The trust's FTSU data demonstrates that the number of concerns reported has increased, while the proportion of people asking to remain anonymous through the process has reduced. BHRUT feel this reflects an improvement in the culture of speaking up - that people feel safer to raise concerns and are more confident they will be heard.

By taking a learning approach to concerns and grievances, BHRUT are now able to actively identify the hotspots across the trust and provide more targeted and timely support to address identified issues informally through the EDI team and HR business partners.

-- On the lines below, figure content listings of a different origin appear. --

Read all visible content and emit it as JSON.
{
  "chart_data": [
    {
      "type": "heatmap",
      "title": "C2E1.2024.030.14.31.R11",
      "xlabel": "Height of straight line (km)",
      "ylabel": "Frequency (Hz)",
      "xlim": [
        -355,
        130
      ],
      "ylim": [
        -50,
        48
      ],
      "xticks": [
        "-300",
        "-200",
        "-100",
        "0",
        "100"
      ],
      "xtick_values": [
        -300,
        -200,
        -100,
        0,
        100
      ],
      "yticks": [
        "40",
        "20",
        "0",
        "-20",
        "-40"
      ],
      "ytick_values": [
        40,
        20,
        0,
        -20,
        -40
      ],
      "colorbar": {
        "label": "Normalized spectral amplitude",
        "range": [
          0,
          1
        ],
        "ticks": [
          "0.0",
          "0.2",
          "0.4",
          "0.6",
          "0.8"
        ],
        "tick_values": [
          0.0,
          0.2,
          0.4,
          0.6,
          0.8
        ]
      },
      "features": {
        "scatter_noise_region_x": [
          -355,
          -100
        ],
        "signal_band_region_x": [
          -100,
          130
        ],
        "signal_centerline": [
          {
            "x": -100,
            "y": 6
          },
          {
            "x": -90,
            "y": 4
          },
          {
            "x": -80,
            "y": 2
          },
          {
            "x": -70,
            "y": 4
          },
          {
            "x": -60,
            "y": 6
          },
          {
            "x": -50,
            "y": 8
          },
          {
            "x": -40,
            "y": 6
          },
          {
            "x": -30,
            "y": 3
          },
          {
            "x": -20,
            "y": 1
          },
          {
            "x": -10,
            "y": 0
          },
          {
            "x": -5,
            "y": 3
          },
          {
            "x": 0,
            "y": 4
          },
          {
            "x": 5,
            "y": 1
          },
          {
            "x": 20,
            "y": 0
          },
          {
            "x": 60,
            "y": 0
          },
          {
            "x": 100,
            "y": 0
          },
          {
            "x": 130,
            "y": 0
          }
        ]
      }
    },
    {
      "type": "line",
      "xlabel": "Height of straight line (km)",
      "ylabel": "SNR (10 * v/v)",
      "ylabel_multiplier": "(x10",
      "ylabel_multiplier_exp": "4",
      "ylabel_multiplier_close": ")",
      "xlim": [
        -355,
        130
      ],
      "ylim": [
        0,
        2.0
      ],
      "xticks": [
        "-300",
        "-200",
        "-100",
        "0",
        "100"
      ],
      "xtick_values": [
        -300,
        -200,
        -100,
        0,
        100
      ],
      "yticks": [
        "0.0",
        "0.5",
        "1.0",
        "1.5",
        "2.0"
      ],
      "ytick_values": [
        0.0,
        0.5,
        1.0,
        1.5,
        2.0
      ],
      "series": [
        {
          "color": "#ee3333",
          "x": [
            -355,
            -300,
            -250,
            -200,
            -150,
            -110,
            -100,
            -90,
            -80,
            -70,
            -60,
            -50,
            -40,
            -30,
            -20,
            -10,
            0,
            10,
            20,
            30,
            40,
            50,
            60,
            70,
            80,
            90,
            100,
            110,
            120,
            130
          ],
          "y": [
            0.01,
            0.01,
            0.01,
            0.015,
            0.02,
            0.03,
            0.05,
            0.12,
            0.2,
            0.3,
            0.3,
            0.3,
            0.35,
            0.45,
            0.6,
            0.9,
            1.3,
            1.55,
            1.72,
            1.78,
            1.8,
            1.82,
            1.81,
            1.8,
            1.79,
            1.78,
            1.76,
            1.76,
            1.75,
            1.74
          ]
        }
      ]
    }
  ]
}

The trust has experienced significant turnover at senior leadership and board level. This has impacted the trust's ability to make sustainable improvements to processes and organisational culture. However, the chief executive, Matthew Trainer, has now been in post for two years and this has provided consistency for the organisation and new members of the board. In addition, for the first time in six years, the trust now has a fully recruited substantive executive team.

The trust has been operating within the financial constraints of being in system oversight framework - segment 4 (SOF4) since July 2021, and receives mandated support from NHS England as part of the recovery support programme. Despite the additional scrutiny on the trust budgets, the board recognises the importance of addressing both the disciplinary gap and encouraging a 'confidence to speak up' culture, and the impact these have on both staff and patient safety. The trust has continued to prioritise and invest in this work by creating greater resource (merging the previous director of EDI's budget and responsibilities into the CPO role).

This, paired with the work done in the EDI team to re-engage staff networks, further supports BHRUT's messaging around organisational culture, expected behaviours, and inclusion practices.

A proposed increase to the EDI team's capacity will allow greater focus on community and outreach work, such as their place as an anchor institution. This is important as BHRUT staff are predominately made up of people from the local communities. This work can, in the longer term, have generational impact by ensuring access to good quality jobs, with opportunity to progress – tackling income inequality and inspiring future generations through ensuring diversity at all levels of the organisation.

BHRUT hope their workforce's confidence to raise concerns will continue to improve.

Learning for the board

Leadership from the board is key to driving organisational culture change. Having an executive sponsor for staff networks has allowed the board to be more in tune with the lived experience of staff and allowed them to become more active allies. For example, the chief executive is an executive sponsor for the race, ethnicity and cultural heritage network (REACH) - they regularly attend meetings and help offer solutions to concerns that are raised. This has helped staff feel more confident to speak up and provided an active space to raise concerns, with the hope that this will reduce the need to seek disciplinary action.

BHRUT's top tip for board members

Resist the temptation to be the 'hero' leader. Cultural change requires collaboration and buy-in not just from the board but at all levels. Recognising this transforms the way people work.